The Department of Defence has moved to quell rumours that the Australian Army is being used to move Aboriginal people out of remote communities in Western Australia.
The rumour, which gathered momentum on Sunday and showed no signs of abating by today, is false.
A spokesperson for the Australian Defence Force said the Army could not comment on "rumours", however New Matilda has confirmed that the West Australian Government cannot task the Army to do anything, let alone remove Aboriginal people from their communities.
The rumour appears to based on true revelations that the West Australian Barnett Government is planning to axe funding to remote Aboriginal communities in Western Australia.

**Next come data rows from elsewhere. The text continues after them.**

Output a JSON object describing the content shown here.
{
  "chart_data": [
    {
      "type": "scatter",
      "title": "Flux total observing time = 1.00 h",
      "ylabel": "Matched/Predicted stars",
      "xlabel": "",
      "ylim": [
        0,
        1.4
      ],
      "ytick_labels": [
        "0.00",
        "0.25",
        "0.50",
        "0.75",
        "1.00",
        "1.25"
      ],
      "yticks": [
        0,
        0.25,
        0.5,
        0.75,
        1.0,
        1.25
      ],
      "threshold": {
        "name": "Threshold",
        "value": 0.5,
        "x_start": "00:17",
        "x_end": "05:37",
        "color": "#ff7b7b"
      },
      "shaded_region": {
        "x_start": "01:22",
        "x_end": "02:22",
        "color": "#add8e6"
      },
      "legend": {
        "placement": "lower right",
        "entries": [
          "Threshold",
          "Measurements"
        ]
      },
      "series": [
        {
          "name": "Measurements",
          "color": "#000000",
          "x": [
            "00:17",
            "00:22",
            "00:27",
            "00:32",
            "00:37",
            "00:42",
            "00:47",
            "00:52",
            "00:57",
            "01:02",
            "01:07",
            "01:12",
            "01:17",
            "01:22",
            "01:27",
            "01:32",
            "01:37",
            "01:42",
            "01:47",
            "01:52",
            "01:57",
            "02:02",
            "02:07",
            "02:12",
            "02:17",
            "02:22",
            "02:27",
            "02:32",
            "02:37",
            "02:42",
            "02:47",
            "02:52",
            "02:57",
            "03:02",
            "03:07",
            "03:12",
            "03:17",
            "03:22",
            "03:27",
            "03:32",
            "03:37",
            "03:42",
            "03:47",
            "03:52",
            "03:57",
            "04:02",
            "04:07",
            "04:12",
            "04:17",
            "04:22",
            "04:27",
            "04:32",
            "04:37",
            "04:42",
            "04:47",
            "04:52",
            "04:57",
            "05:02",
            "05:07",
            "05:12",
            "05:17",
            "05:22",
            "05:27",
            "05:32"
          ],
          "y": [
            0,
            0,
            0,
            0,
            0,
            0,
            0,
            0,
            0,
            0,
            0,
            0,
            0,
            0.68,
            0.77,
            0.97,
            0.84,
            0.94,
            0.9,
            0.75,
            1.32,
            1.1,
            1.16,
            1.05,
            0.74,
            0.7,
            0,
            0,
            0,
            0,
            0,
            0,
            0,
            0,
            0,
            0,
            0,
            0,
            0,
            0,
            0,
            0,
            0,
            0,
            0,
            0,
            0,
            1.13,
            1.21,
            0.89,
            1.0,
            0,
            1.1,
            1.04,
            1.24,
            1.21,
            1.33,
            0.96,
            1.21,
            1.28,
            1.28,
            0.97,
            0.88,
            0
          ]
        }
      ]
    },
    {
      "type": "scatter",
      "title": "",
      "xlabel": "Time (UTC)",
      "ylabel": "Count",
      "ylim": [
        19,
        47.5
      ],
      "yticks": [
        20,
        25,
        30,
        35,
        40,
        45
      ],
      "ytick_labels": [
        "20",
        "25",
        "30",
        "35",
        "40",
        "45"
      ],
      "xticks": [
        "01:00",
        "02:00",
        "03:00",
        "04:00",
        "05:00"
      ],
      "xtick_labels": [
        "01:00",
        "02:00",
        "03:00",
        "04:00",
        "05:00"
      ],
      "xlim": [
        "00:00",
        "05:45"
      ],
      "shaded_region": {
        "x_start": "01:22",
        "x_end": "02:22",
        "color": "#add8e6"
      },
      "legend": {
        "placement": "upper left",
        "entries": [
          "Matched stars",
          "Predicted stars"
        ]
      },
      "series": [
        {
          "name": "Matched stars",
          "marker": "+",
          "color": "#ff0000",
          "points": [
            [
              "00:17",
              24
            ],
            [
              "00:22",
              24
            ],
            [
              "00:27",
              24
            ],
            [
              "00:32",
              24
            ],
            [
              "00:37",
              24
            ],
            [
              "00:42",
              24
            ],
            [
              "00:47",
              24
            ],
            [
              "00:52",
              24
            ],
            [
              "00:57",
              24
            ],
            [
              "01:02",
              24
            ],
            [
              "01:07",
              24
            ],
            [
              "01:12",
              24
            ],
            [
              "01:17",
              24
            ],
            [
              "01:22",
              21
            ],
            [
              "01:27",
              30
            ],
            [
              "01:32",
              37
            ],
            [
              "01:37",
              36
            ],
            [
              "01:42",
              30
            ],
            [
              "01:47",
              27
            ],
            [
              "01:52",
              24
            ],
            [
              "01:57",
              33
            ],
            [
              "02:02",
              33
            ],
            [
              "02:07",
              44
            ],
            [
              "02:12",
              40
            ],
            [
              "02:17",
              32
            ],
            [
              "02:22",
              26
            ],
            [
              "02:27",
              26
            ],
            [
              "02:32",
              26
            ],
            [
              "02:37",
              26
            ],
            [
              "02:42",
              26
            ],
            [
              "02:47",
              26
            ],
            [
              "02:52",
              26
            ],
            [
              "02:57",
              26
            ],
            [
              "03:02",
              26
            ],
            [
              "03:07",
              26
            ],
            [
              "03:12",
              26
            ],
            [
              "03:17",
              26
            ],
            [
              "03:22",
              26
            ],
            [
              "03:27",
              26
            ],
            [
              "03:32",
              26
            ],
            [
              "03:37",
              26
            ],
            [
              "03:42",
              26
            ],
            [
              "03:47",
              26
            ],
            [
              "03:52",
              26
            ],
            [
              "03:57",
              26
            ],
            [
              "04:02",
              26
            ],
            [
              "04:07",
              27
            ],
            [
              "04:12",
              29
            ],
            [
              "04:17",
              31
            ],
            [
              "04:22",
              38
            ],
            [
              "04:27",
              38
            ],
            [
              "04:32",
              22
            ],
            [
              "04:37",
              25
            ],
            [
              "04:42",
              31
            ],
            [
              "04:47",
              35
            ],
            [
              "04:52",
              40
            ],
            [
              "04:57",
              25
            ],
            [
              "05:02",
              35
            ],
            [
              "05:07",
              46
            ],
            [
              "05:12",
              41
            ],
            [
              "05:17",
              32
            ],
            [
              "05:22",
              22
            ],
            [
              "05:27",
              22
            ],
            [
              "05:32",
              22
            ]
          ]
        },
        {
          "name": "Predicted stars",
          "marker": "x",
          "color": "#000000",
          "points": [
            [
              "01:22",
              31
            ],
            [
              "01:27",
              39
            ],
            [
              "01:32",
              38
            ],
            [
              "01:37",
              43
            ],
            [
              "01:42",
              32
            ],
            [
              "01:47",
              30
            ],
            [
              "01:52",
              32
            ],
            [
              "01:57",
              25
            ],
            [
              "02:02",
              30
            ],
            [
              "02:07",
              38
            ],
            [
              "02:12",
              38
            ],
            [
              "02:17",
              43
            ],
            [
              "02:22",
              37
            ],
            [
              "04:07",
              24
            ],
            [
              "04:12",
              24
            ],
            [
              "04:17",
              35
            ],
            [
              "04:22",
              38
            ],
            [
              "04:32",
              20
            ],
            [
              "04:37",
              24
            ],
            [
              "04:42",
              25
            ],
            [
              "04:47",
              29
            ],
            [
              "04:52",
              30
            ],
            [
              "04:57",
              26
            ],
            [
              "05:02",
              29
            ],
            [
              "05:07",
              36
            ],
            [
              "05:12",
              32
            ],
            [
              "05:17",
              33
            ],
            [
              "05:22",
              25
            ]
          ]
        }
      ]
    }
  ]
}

It followed a $90 million deal struck by the Abbott Government earlier this year, which saw the transfer of responsibilities for remote Aboriginal communities from the Commonwealth to the states and territories.
In turn, the West Australian government announced it would no longer fund around 150 remote outstation communities.
Barnett’s move comes despite widespread evidence that Aboriginal people are healthier, happier and safer living in remote communities.
A study in 2006 by the Menzies School of Health Research found that in the Utopia region in the Northern Territory, morbidity rates were as much as 50 per cent lower in Utopia than for the rest of the Territory.
Utopia has a population of around 2,500, and is a region of small outstation communities, serviced by a hub in a small town called Arlparra, 350kms north east of Alice Springs. The study put the outcome down to Aboriginal people living healthier, semi-traditional lifestyles, away from the trouble of larger centres.
Of course, the Australian Army has been used to ‘invade’ Aboriginal communities before – in 2007, the Army was brought in during the launch of the Howard Government’s Northern Territory intervention.
That policy, enacted by the Liberals with the support of Labor – and then run for five years and extended by Labor – has seen a more than quadrupling of attempted suicide and self harm rates in NT Aboriginal communities, a substantial increase in alcohol consumption, drops in school attendance numbers and a massive increase in Aboriginal unemployment.
When it was introduced, the NT intervention also resulted in widespread reports of starvation among Aboriginal people, after their basic welfare entitlements were ‘quarantined’ by the government.
The NT intervention, launched on the back of sensationalist reporting by ABC’s Lateline program, has been branded ‘racist’ by the United Nations, and widely condemned by Aboriginal leaders around the country.
Liberal Party documents leaked at the time revealed the Howard government – staring down the barrel of electoral defeat – was advised that its best hope of re-election was to ‘intervene’ in the affairs of state and territory governments, all of which were Labor, and try and depict them as incompetent.
The NT intervention was launched within 24 hours of the government receiving that advice.
The policy continues today under the guise of legislation titled, ‘Stronger Futures’, which was extended for a further 10 years under the Gillard government.